To state a cause of action for breach of contract, the plaintiff must plead the existence of a valid contract, the plaintiffs performance, the defendant's breach and damages (Harris v Seward Park Hous. Corp., 79 A.D.3d 425, 426 [1st Dept 2010]). A breach of contract cause of action cannot be maintained against a non-signatory to the agreement (Array BioPharma, Inc. v AstraZeneca AB, 184 A.D.3d 463, 464 [1st Dept 2020], citing Randall's Is. Aquatic Leisure, LLC v City of New York, 92 A.D.3d 463, 463 [1st Dept 2012], Iv denied 19 N.Y.3d 804 [2012). A review of the Contract shows that it was signed by Dr. Knowles as a Professor and Chairman of the Department of Pathology and Laboratory Medicine at WCM (NYSCEF Doc No. 69 at 4). The Contract states that plaintiffs attending privileges at NYP were contingent upon her continued full-time appointment at WCM (id. at 1), sets out the terms and conditions of her employment at WCM, and sets out WCM's obligations to plaintiff all without mentioning NYP's obligations to plaintiff.

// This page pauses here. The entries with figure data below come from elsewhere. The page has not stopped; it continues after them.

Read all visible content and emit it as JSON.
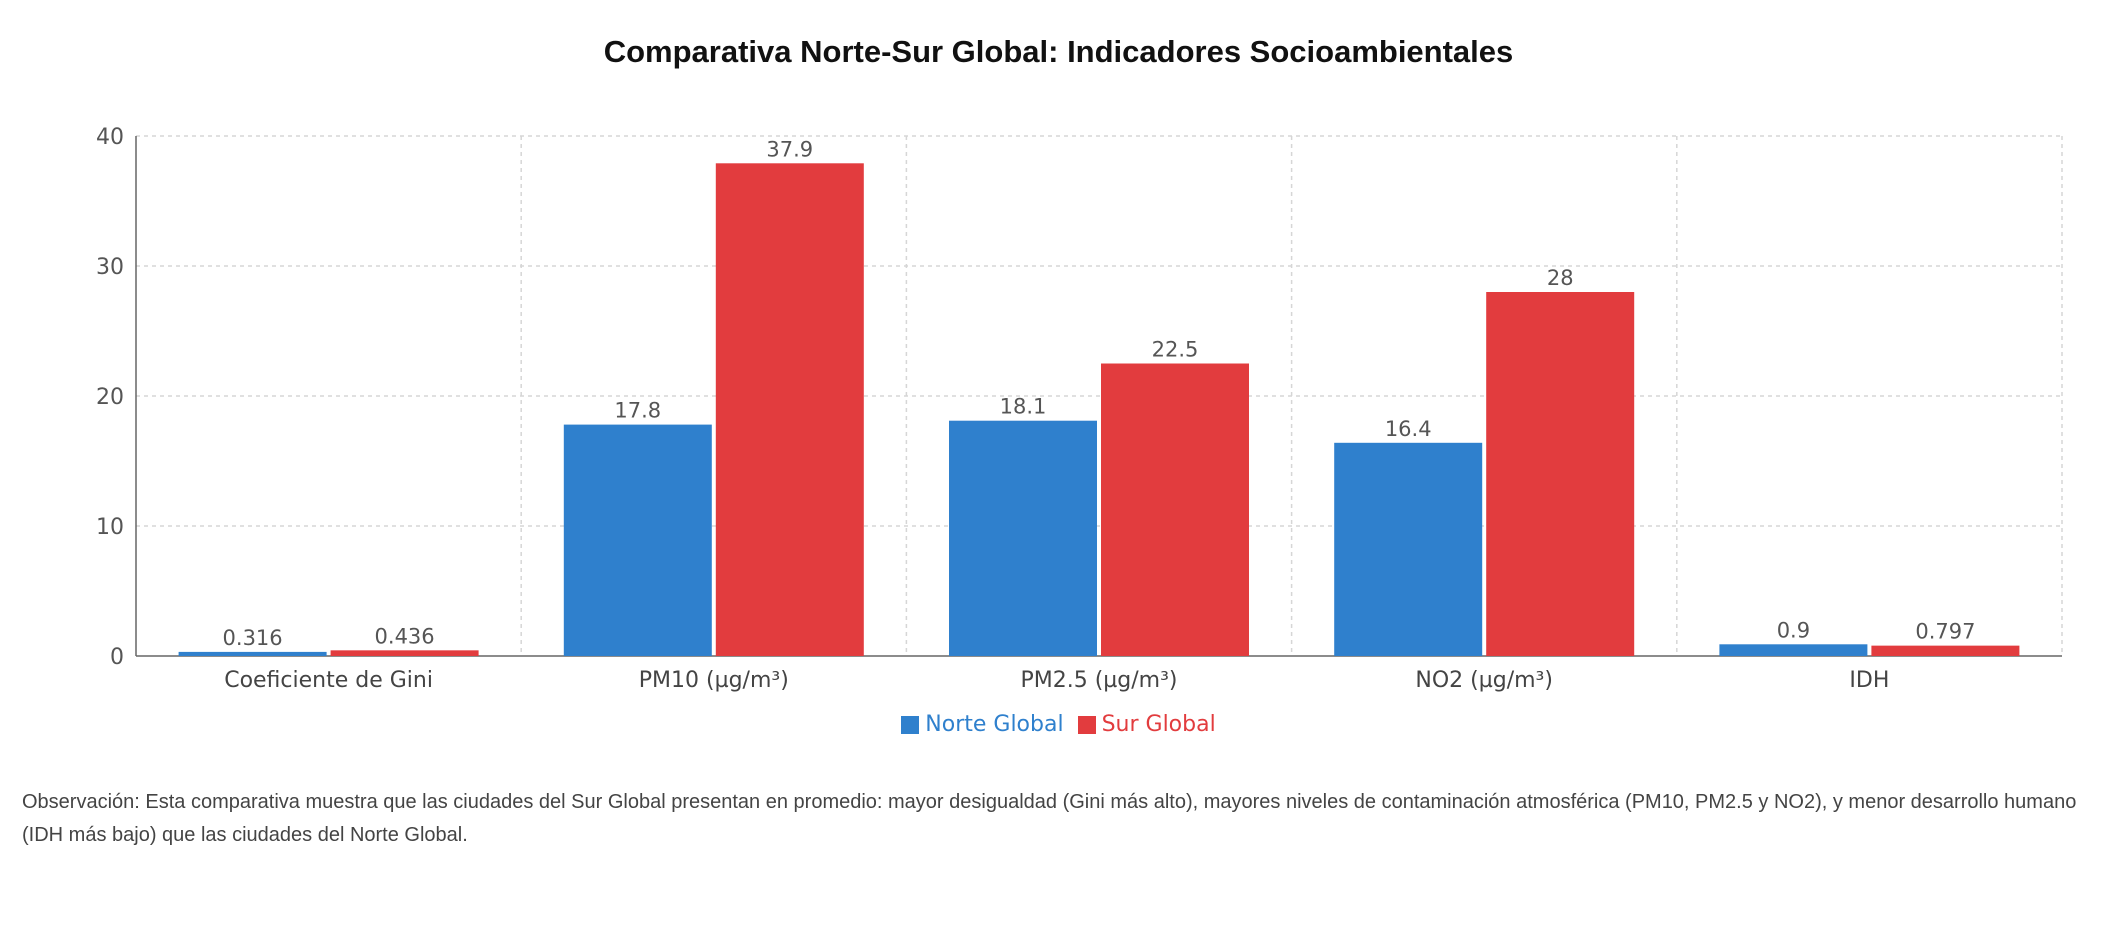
{
  "chart_data": {
    "type": "bar",
    "title": "Comparativa Norte-Sur Global: Indicadores Socioambientales",
    "categories": [
      "Coeficiente de Gini",
      "PM10 (µg/m³)",
      "PM2.5 (µg/m³)",
      "NO2 (µg/m³)",
      "IDH"
    ],
    "series": [
      {
        "name": "Norte Global",
        "color": "#2f80cd",
        "values": [
          0.316,
          17.8,
          18.1,
          16.4,
          0.9
        ],
        "labels": [
          "0.316",
          "17.8",
          "18.1",
          "16.4",
          "0.9"
        ]
      },
      {
        "name": "Sur Global",
        "color": "#e23c3e",
        "values": [
          0.436,
          37.9,
          22.5,
          28,
          0.797
        ],
        "labels": [
          "0.436",
          "37.9",
          "22.5",
          "28",
          "0.797"
        ]
      }
    ],
    "ylim": [
      0,
      40
    ],
    "yticks": [
      0,
      10,
      20,
      30,
      40
    ],
    "grid": true,
    "legend_position": "bottom-center"
  },
  "observation": "Observación: Esta comparativa muestra que las ciudades del Sur Global presentan en promedio: mayor desigualdad (Gini más alto), mayores niveles de contaminación atmosférica (PM10, PM2.5 y NO2), y menor desarrollo humano (IDH más bajo) que las ciudades del Norte Global."
}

The Contract merely "recommends" her appointment as an attending physician an NYP. Plaintiff, in opposition, has "failed to present the court with any authority finding that a claim for breach of contract can be stated against a non-signatory, non-party to an employment contract under a joint employer theory" (Naderi v North Shore-Long Is. Jewish Health Sys., 2014 NY Slip Op 30485(U], *7 [Sup Ct, NY County 2014], affd 135 A.D.3d 619 [1st Dept 2016]). The fifth cause of action is dismissed as against NYP.
Accordingly, it is
ORDERED that the motion of defendants Rhonda Yantiss, M.D. and Joan & Sanford I. Weill Medical College of Cornell University to dismiss the second amended complaint (motion sequence no. 004) is denied; and it is further
ORDERED that the motion of defendant New York-Presbyterian Hospital to dismiss the second amended complaint (motion sequence no. 005) is granted to the extent of dismissing the fifth cause of action against it, and the fifth cause of action is dismissed against said defendant; and it is further
ORDERED that within 30 days after service of this order with written notice of entry, defendants Rhonda Yantiss, M.D., Joan & Sanford I. Weill Medical College of Cornell University and New York-Presbyterian Hospital are directed to serve an answer to the second amended complaint.